Cependant, un rapport de l’UICN bouscule nos croyances. La productivité des palmiers à huile est telle qu’il est vain de remplacer l’huile de palme par une autre huile, à consommation égale. L’ONG est donc formelle : une huile de palme VRAIMENT durable est, de loin, la meilleure solution pour la biodiversité (7).

Il est donc temps que les acteurs de la filière prennent des mesures concrètes, et s’y tiennent.

Pour le moment, l’huile de palme certifiée est à peine plus durable que l’huile conventionnelle. Du moins sur le sujet de la déforestation (5). Cependant, cette démarche très récente apparaît comme une réelle opportunité de sauvegarde des forêts. Il nous faut encourager la démarche et exiger des mesures plus ambitieuses pour développer tout le potentiel du label (5). 

Orang outan, famille dans les arbres

Et nous, on fait quoi pour sauver la planète ?

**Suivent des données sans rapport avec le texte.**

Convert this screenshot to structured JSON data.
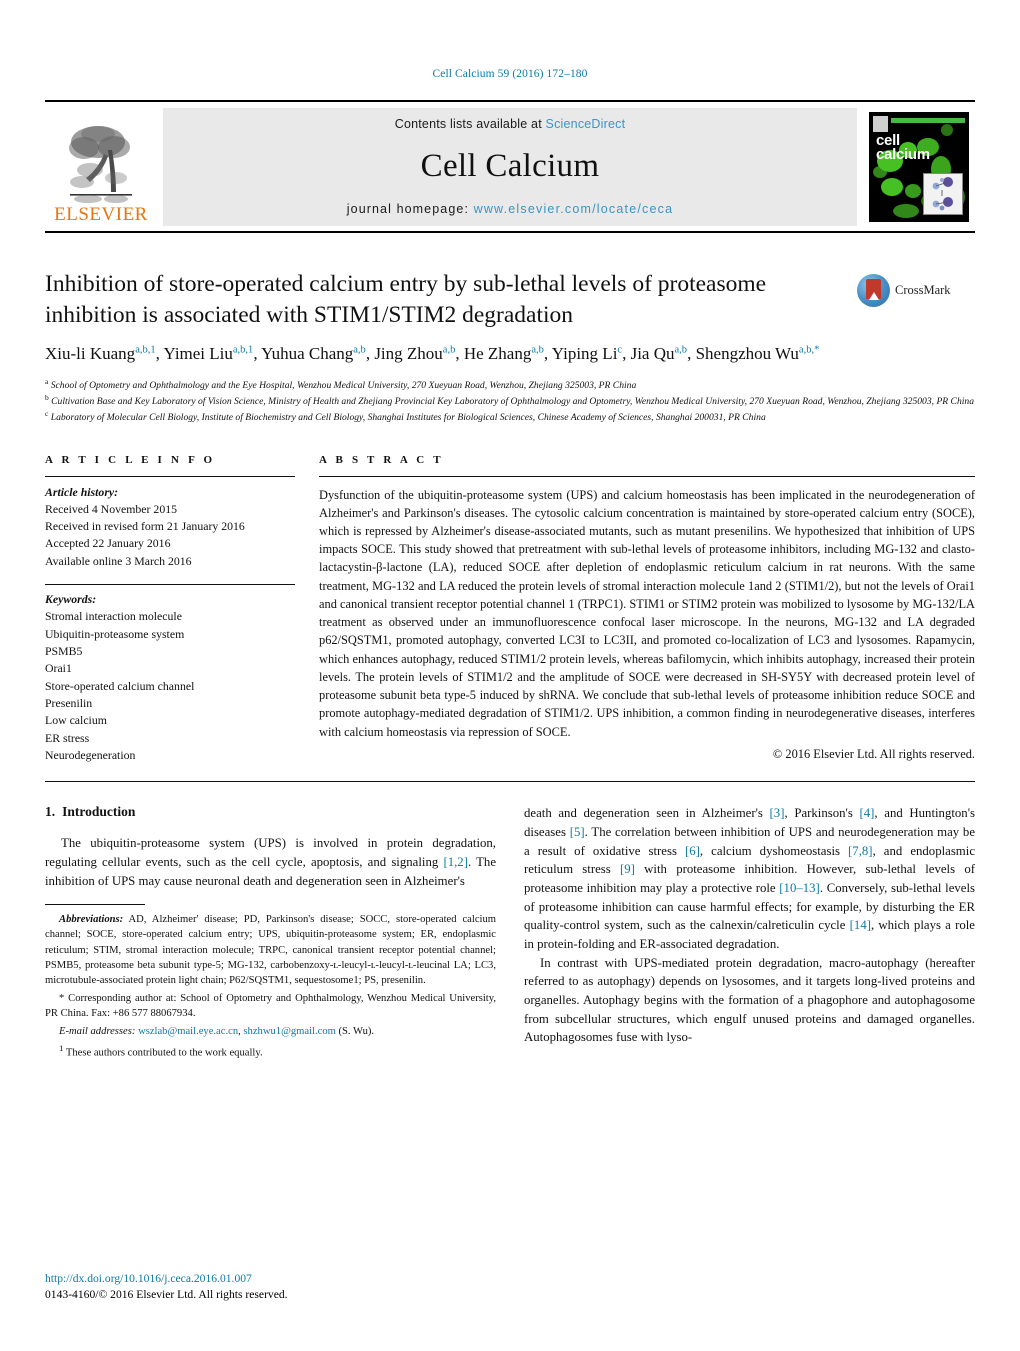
{
  "running_head": "Cell Calcium 59 (2016) 172–180",
  "masthead": {
    "elsevier_wordmark": "ELSEVIER",
    "contents_prefix": "Contents lists available at ",
    "sciencedirect": "ScienceDirect",
    "journal_title": "Cell Calcium",
    "homepage_prefix": "journal homepage: ",
    "homepage_url": "www.elsevier.com/locate/ceca",
    "cover_title_line1": "cell",
    "cover_title_line2": "calcium"
  },
  "article": {
    "title": "Inhibition of store-operated calcium entry by sub-lethal levels of proteasome inhibition is associated with STIM1/STIM2 degradation",
    "crossmark_label": "CrossMark",
    "authors_html": "Xiu-li Kuang<sup>a,b,1</sup>, Yimei Liu<sup>a,b,1</sup>, Yuhua Chang<sup>a,b</sup>, Jing Zhou<sup>a,b</sup>, He Zhang<sup>a,b</sup>, Yiping Li<sup>c</sup>, Jia Qu<sup>a,b</sup>, Shengzhou Wu<sup>a,b,<span class=\"ast\">*</span></sup>",
    "affiliations": [
      {
        "marker": "a",
        "text": "School of Optometry and Ophthalmology and the Eye Hospital, Wenzhou Medical University, 270 Xueyuan Road, Wenzhou, Zhejiang 325003, PR China"
      },
      {
        "marker": "b",
        "text": "Cultivation Base and Key Laboratory of Vision Science, Ministry of Health and Zhejiang Provincial Key Laboratory of Ophthalmology and Optometry, Wenzhou Medical University, 270 Xueyuan Road, Wenzhou, Zhejiang 325003, PR China"
      },
      {
        "marker": "c",
        "text": "Laboratory of Molecular Cell Biology, Institute of Biochemistry and Cell Biology, Shanghai Institutes for Biological Sciences, Chinese Academy of Sciences, Shanghai 200031, PR China"
      }
    ]
  },
  "article_info": {
    "heading": "A R T I C L E   I N F O",
    "history_label": "Article history:",
    "history": [
      "Received 4 November 2015",
      "Received in revised form 21 January 2016",
      "Accepted 22 January 2016",
      "Available online 3 March 2016"
    ],
    "keywords_label": "Keywords:",
    "keywords": [
      "Stromal interaction molecule",
      "Ubiquitin-proteasome system",
      "PSMB5",
      "Orai1",
      "Store-operated calcium channel",
      "Presenilin",
      "Low calcium",
      "ER stress",
      "Neurodegeneration"
    ]
  },
  "abstract": {
    "heading": "A B S T R A C T",
    "text": "Dysfunction of the ubiquitin-proteasome system (UPS) and calcium homeostasis has been implicated in the neurodegeneration of Alzheimer's and Parkinson's diseases. The cytosolic calcium concentration is maintained by store-operated calcium entry (SOCE), which is repressed by Alzheimer's disease-associated mutants, such as mutant presenilins. We hypothesized that inhibition of UPS impacts SOCE. This study showed that pretreatment with sub-lethal levels of proteasome inhibitors, including MG-132 and clasto-lactacystin-β-lactone (LA), reduced SOCE after depletion of endoplasmic reticulum calcium in rat neurons. With the same treatment, MG-132 and LA reduced the protein levels of stromal interaction molecule 1and 2 (STIM1/2), but not the levels of Orai1 and canonical transient receptor potential channel 1 (TRPC1). STIM1 or STIM2 protein was mobilized to lysosome by MG-132/LA treatment as observed under an immunofluorescence confocal laser microscope. In the neurons, MG-132 and LA degraded p62/SQSTM1, promoted autophagy, converted LC3I to LC3II, and promoted co-localization of LC3 and lysosomes. Rapamycin, which enhances autophagy, reduced STIM1/2 protein levels, whereas bafilomycin, which inhibits autophagy, increased their protein levels. The protein levels of STIM1/2 and the amplitude of SOCE were decreased in SH-SY5Y with decreased protein level of proteasome subunit beta type-5 induced by shRNA. We conclude that sub-lethal levels of proteasome inhibition reduce SOCE and promote autophagy-mediated degradation of STIM1/2. UPS inhibition, a common finding in neurodegenerative diseases, interferes with calcium homeostasis via repression of SOCE.",
    "copyright": "© 2016 Elsevier Ltd. All rights reserved."
  },
  "introduction": {
    "number": "1.",
    "heading": "Introduction",
    "para1_a": "The ubiquitin-proteasome system (UPS) is involved in protein degradation, regulating cellular events, such as the cell cycle, apoptosis, and signaling ",
    "para1_ref1": "[1,2]",
    "para1_b": ". The inhibition of UPS may cause neuronal death and degeneration seen in Alzheimer's ",
    "para1_ref2": "[3]",
    "para1_c": ", Parkinson's ",
    "para1_ref3": "[4]",
    "para1_d": ", and Huntington's diseases ",
    "para1_ref4": "[5]",
    "para1_e": ". The correlation between inhibition of UPS and neurodegeneration may be a result of oxidative stress ",
    "para1_ref5": "[6]",
    "para1_f": ", calcium dyshomeostasis ",
    "para1_ref6": "[7,8]",
    "para1_g": ", and endoplasmic reticulum stress ",
    "para1_ref7": "[9]",
    "para1_h": " with proteasome inhibition. However, sub-lethal levels of proteasome inhibition may play a protective role ",
    "para1_ref8": "[10–13]",
    "para1_i": ". Conversely, sub-lethal levels of proteasome inhibition can cause harmful effects; for example, by disturbing the ER quality-control system, such as the calnexin/calreticulin cycle ",
    "para1_ref9": "[14]",
    "para1_j": ", which plays a role in protein-folding and ER-associated degradation.",
    "para2": "In contrast with UPS-mediated protein degradation, macro-autophagy (hereafter referred to as autophagy) depends on lysosomes, and it targets long-lived proteins and organelles. Autophagy begins with the formation of a phagophore and autophagosome from subcellular structures, which engulf unused proteins and damaged organelles. Autophagosomes fuse with lyso-"
  },
  "footnotes": {
    "abbrev_label": "Abbreviations:",
    "abbrev_text": " AD, Alzheimer' disease; PD, Parkinson's disease; SOCC, store-operated calcium channel; SOCE, store-operated calcium entry; UPS, ubiquitin-proteasome system; ER, endoplasmic reticulum; STIM, stromal interaction molecule; TRPC, canonical transient receptor potential channel; PSMB5, proteasome beta subunit type-5; MG-132, carbobenzoxy-ʟ-leucyl-ʟ-leucyl-ʟ-leucinal LA; LC3, microtubule-associated protein light chain; P62/SQSTM1, sequestosome1; PS, presenilin.",
    "corresponding_marker": "*",
    "corresponding_text": " Corresponding author at: School of Optometry and Ophthalmology, Wenzhou Medical University, PR China. Fax: +86 577 88067934.",
    "email_label": "E-mail addresses:",
    "email1": "wszlab@mail.eye.ac.cn",
    "email_sep": ", ",
    "email2": "shzhwu1@gmail.com",
    "email_suffix": " (S. Wu).",
    "equal_marker": "1",
    "equal_text": " These authors contributed to the work equally."
  },
  "footer": {
    "doi": "http://dx.doi.org/10.1016/j.ceca.2016.01.007",
    "issn_line": "0143-4160/© 2016 Elsevier Ltd. All rights reserved."
  },
  "colors": {
    "link": "#0b7aa5",
    "sciencedirect": "#3a94c4",
    "elsevier_orange": "#e87511",
    "masthead_gray": "#e9e9e9"
  }
}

Bon, a priori aucun de nous n’est cultivateur de palmiers à huile ou décisionnaire de la recette de Nutella. Alors à notre échelle, on fait quoi ? 

D’abord, vous l’avez compris, inutile de fuir l’huile de palme. Préférez un produit avec une huile de palme durable qu’un produit avec de l’huile de coco par exemple. 

Ensuite, faites connaître votre choix. Vous pouvez vous informer sur les certifications de la RSPO et signer des pétitions pour des cultures de palmiers plus durables. 

Mais souvenez-vous : le réel problème de l’huile de palme c’est la demande mondiale excessive. La meilleure solution reste donc de réduire sa consommation personnelle. Pour cela, achetez au maximum des aliments bruts et locaux. Faites de votre mieux pour prendre du temps sur ce qui compte vraiment. Cuisinez vous-même. Faites vos courses au marché. Reprenez le pouvoir de ce qui entre dans votre assiette. 

Puisque l’huile de palme s’intègre aussi aux cosmétiques et produits ménagers, soyez vigilants. Choisissez au maximum des alternatives avec peu d’ingrédients. Voire, encore une fois, faites vous-même. En vous informant sur la démarche zéro déchet vous découvrirez que nous avons besoin de très peu de produits. 

À lire aussi : Zéro déchet : 20 bonnes résolutions pour commencer

Bref, soyez raisonnables dans vos achats. Devenez un consommateur avertis. Pas parfait, mais au moins acteur de ses choix 🙂 

Tricot, faire soi-même
L’écologie c’est comme le tricot : on y va petit à petit, mais chaque geste à un impact 😉

Voilà, j’espère que ces deux articles sur l’huile de palme t’ont plu ! Oui, ça secoue. C’est différent de ce que l’on a l’habitude d’entendre, c’est pour cela qu’il me semble important de vous le partager. 

Et toi, que penses-tu de l’huile de palme ? Quels produits choisis-tu pendant tes courses ?
N’hésite pas à me partager ton expérience en commentaire, mais aussi à aimer l’article et à le partager !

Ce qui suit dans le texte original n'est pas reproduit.